Film Screening of 'Troubled Waters'

The film screening of 'Troubled Waters' (directed by Ruth Balint) tonight in the Aula went smoothly, alhamdulilah. It was my first time being put completely in charge of an event, from its planning to the execution, and I was praying I wouldn't forget anything major like switching on the projector or something, haha.

We set up a food booth outside the Aula, behind the reception to raise funds for Timor Worldwide. A few Indonesian students came to help set up the stall, sell things, collect money, and be enthusiastic in general. A lady from Toko Solo, a small Indonesian warong provided a bento box of rice, chicken and tempe for us to sell (at a small markup), and we also had other people contribute chocolate cake, wajik, and of course we sold pineapple and star cookies! We raised about 300 euros.

zainab, me, febri, indri

The main aim of the film screening was to raise awareness. It tells the story of fishermen from the Indonesian island of Rote/Roti who have often unknowingly strayed into Australian waters (according to their maritime claims that extend into Indonesia) in their low-technology, basic wooden boats. Everyone on board is arrested (including some under 18) and their boat brought to Willie Creek in Northern Australia, where the fishermen are ordered to camp out until their trial; they sometimes wait up to a month.
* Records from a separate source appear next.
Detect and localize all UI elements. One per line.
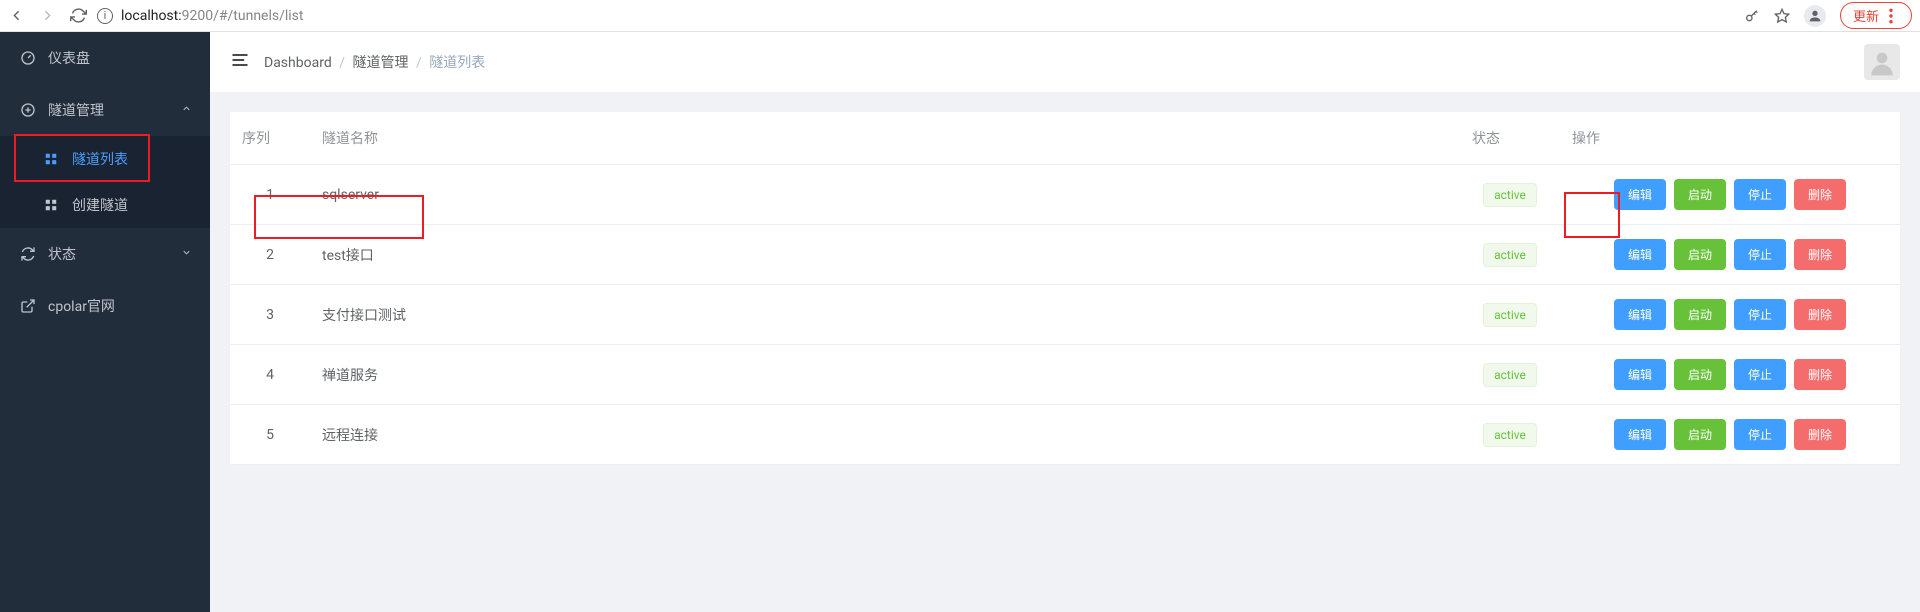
edit-button[interactable]: 编辑 — [1614, 419, 1666, 450]
cell-seq: 5 — [230, 405, 310, 465]
th-ops: 操作 — [1560, 112, 1900, 165]
stop-button[interactable]: 停止 — [1734, 359, 1786, 390]
th-seq: 序列 — [230, 112, 310, 165]
bookmark-star-icon[interactable] — [1774, 8, 1790, 24]
gauge-icon — [20, 50, 36, 66]
delete-button[interactable]: 删除 — [1794, 239, 1846, 270]
menu-toggle-icon[interactable] — [230, 50, 250, 74]
cell-status: active — [1460, 225, 1560, 285]
stop-button[interactable]: 停止 — [1734, 239, 1786, 270]
stop-button[interactable]: 停止 — [1734, 299, 1786, 330]
table-row: 3支付接口测试 active 编辑启动停止删除 — [230, 285, 1900, 345]
delete-button[interactable]: 删除 — [1794, 419, 1846, 450]
edit-button[interactable]: 编辑 — [1614, 359, 1666, 390]
cell-seq: 1 — [230, 165, 310, 225]
user-avatar[interactable] — [1864, 44, 1900, 80]
start-button[interactable]: 启动 — [1674, 419, 1726, 450]
sidebar-item-label: 仪表盘 — [48, 48, 90, 68]
stop-button[interactable]: 停止 — [1734, 179, 1786, 210]
start-button[interactable]: 启动 — [1674, 359, 1726, 390]
profile-icon[interactable] — [1804, 5, 1826, 27]
nav-back-icon[interactable] — [8, 7, 25, 24]
sidebar-item-cpolar-site[interactable]: cpolar官网 — [0, 280, 210, 332]
sidebar-item-label: 隧道管理 — [48, 100, 104, 120]
sidebar-item-create-tunnel[interactable]: 创建隧道 — [0, 182, 210, 228]
delete-button[interactable]: 删除 — [1794, 299, 1846, 330]
status-badge: active — [1483, 363, 1537, 387]
browser-toolbar: i localhost:9200/#/tunnels/list 更新 — [0, 0, 1920, 32]
cell-name: 远程连接 — [310, 405, 1460, 465]
cell-status: active — [1460, 345, 1560, 405]
table-row: 2test接口 active 编辑启动停止删除 — [230, 225, 1900, 285]
sidebar-item-label: 隧道列表 — [72, 149, 128, 169]
plus-circle-icon — [20, 102, 36, 118]
delete-button[interactable]: 删除 — [1794, 359, 1846, 390]
site-info-icon[interactable]: i — [97, 8, 113, 24]
breadcrumb: Dashboard / 隧道管理 / 隧道列表 — [264, 52, 485, 72]
tunnel-table: 序列 隧道名称 状态 操作 1sqlserveractive编辑启动停止删除2t… — [230, 112, 1900, 465]
status-badge: active — [1483, 423, 1537, 447]
cell-name: 支付接口测试 — [310, 285, 1460, 345]
cell-status: active — [1460, 285, 1560, 345]
sidebar-item-tunnel-mgmt[interactable]: 隧道管理 — [0, 84, 210, 136]
th-name: 隧道名称 — [310, 112, 1460, 165]
start-button[interactable]: 启动 — [1674, 179, 1726, 210]
edit-button[interactable]: 编辑 — [1614, 299, 1666, 330]
sidebar: 仪表盘 隧道管理 隧道列表 创建隧道 状态 cpolar官网 — [0, 32, 210, 612]
refresh-icon — [20, 246, 36, 262]
sidebar-item-label: cpolar官网 — [48, 296, 115, 316]
breadcrumb-last: 隧道列表 — [429, 55, 485, 71]
cell-seq: 4 — [230, 345, 310, 405]
sidebar-item-tunnel-list[interactable]: 隧道列表 — [0, 136, 210, 182]
grid-icon — [44, 152, 60, 166]
topbar: Dashboard / 隧道管理 / 隧道列表 — [210, 32, 1920, 92]
chevron-up-icon — [181, 102, 192, 118]
url-path: 9200/#/tunnels/list — [182, 8, 304, 24]
start-button[interactable]: 启动 — [1674, 239, 1726, 270]
table-row: 1sqlserver active 编辑启动停止删除 — [230, 165, 1900, 225]
th-status: 状态 — [1460, 112, 1560, 165]
sidebar-item-label: 创建隧道 — [72, 195, 128, 215]
cell-seq: 3 — [230, 285, 310, 345]
sidebar-item-dashboard[interactable]: 仪表盘 — [0, 32, 210, 84]
cell-status: active — [1460, 165, 1560, 225]
cell-name: test接口 — [310, 225, 1460, 285]
cell-name: sqlserver — [310, 165, 1460, 225]
chevron-down-icon — [181, 246, 192, 262]
status-badge: active — [1483, 183, 1537, 207]
status-badge: active — [1483, 303, 1537, 327]
table-row: 4禅道服务 active 编辑启动停止删除 — [230, 345, 1900, 405]
browser-update-button[interactable]: 更新 — [1840, 2, 1912, 29]
external-link-icon — [20, 298, 36, 314]
edit-button[interactable]: 编辑 — [1614, 239, 1666, 270]
cell-name: 禅道服务 — [310, 345, 1460, 405]
nav-forward-icon[interactable] — [39, 7, 56, 24]
start-button[interactable]: 启动 — [1674, 299, 1726, 330]
breadcrumb-root[interactable]: Dashboard — [264, 55, 332, 71]
address-bar[interactable]: i localhost:9200/#/tunnels/list — [97, 8, 1734, 24]
url-host: localhost: — [121, 8, 182, 24]
table-row: 5远程连接 active 编辑启动停止删除 — [230, 405, 1900, 465]
breadcrumb-mid[interactable]: 隧道管理 — [352, 55, 408, 71]
key-icon[interactable] — [1744, 8, 1760, 24]
sidebar-item-status[interactable]: 状态 — [0, 228, 210, 280]
delete-button[interactable]: 删除 — [1794, 179, 1846, 210]
stop-button[interactable]: 停止 — [1734, 419, 1786, 450]
sidebar-item-label: 状态 — [48, 244, 76, 264]
cell-status: active — [1460, 405, 1560, 465]
status-badge: active — [1483, 243, 1537, 267]
grid-icon — [44, 198, 60, 212]
cell-seq: 2 — [230, 225, 310, 285]
edit-button[interactable]: 编辑 — [1614, 179, 1666, 210]
nav-reload-icon[interactable] — [70, 7, 87, 24]
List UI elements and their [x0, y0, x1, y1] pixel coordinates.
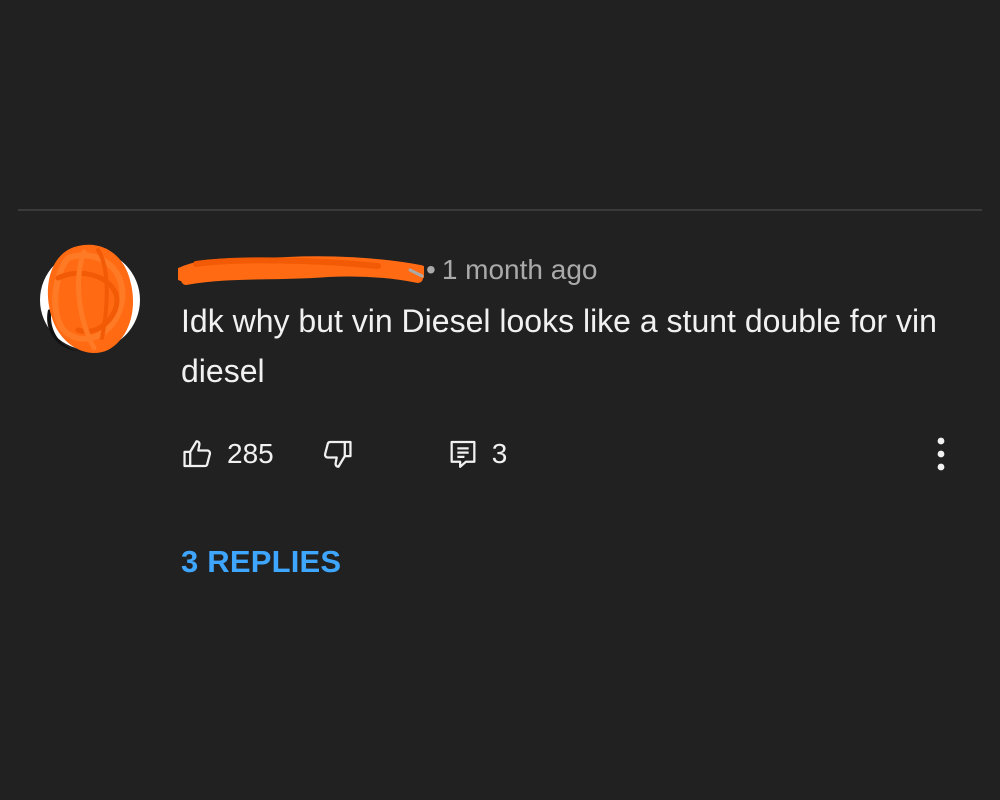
comment-timestamp[interactable]: 1 month ago	[442, 254, 598, 286]
meta-separator: •	[426, 254, 436, 285]
comment-meta: • 1 month ago	[178, 252, 597, 288]
reply-count: 3	[491, 438, 508, 469]
like-button[interactable]: 285	[181, 437, 274, 471]
thumbs-down-icon	[320, 437, 354, 471]
comment-action-bar: 285 3	[181, 432, 507, 476]
view-replies-link[interactable]: 3 REPLIES	[181, 544, 341, 580]
comment-icon	[446, 437, 480, 471]
like-count: 285	[227, 438, 274, 469]
author-name-redacted[interactable]	[178, 252, 424, 288]
dislike-button[interactable]	[320, 437, 354, 471]
redaction-scribble	[178, 256, 424, 285]
more-options-button[interactable]	[928, 434, 954, 474]
thumbs-up-icon	[181, 437, 215, 471]
avatar[interactable]	[38, 238, 142, 362]
more-vert-icon	[937, 437, 945, 471]
section-divider	[18, 209, 982, 211]
comment-text: Idk why but vin Diesel looks like a stun…	[181, 303, 937, 389]
redacted-avatar-scribble	[40, 244, 140, 354]
reply-button[interactable]: 3	[446, 437, 508, 471]
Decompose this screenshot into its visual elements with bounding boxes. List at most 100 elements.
They are told to get and pay for a lawyer - how does a fisherman from Indonesia find a lawyer in Australia and have enough money to pay him? They are then put in prison, and normally after serving a term of 18 months to 5 years they would be able to bring home their wages earned in prison, but a sudden change of law prevents them from even doing that now. According to the film, the Australian government spends about 7 million AUD arresting, detaining, and prosecuting these fishermen.

After the film someone asked, can you blame the Australian government? They're just doing their job, defending their maritime claims. Yes, I do blame them because as someone replied, defending anything means that defensive, not offensive measures are put in place. For example, vessels should be put along the maritime border to let passing boats know where the line is. Arrests or prosecution should only be done if fishermen consistently and purposefully trespass, which is not the case most of the time since they have no idea where lines on maps are out at sea.

A Rotenese fishermen, towards the end of the film, makes a plea to everyone in general and perhaps the Australian government in particular,

"Jangan buat perundangan yang terlalu membebankan kami, kami yang hanya mau cari makan untuk isteri anak."*

*Bahasa Indonesia: Don't make laws that are too harsh, because we are only looking to earn to support our family.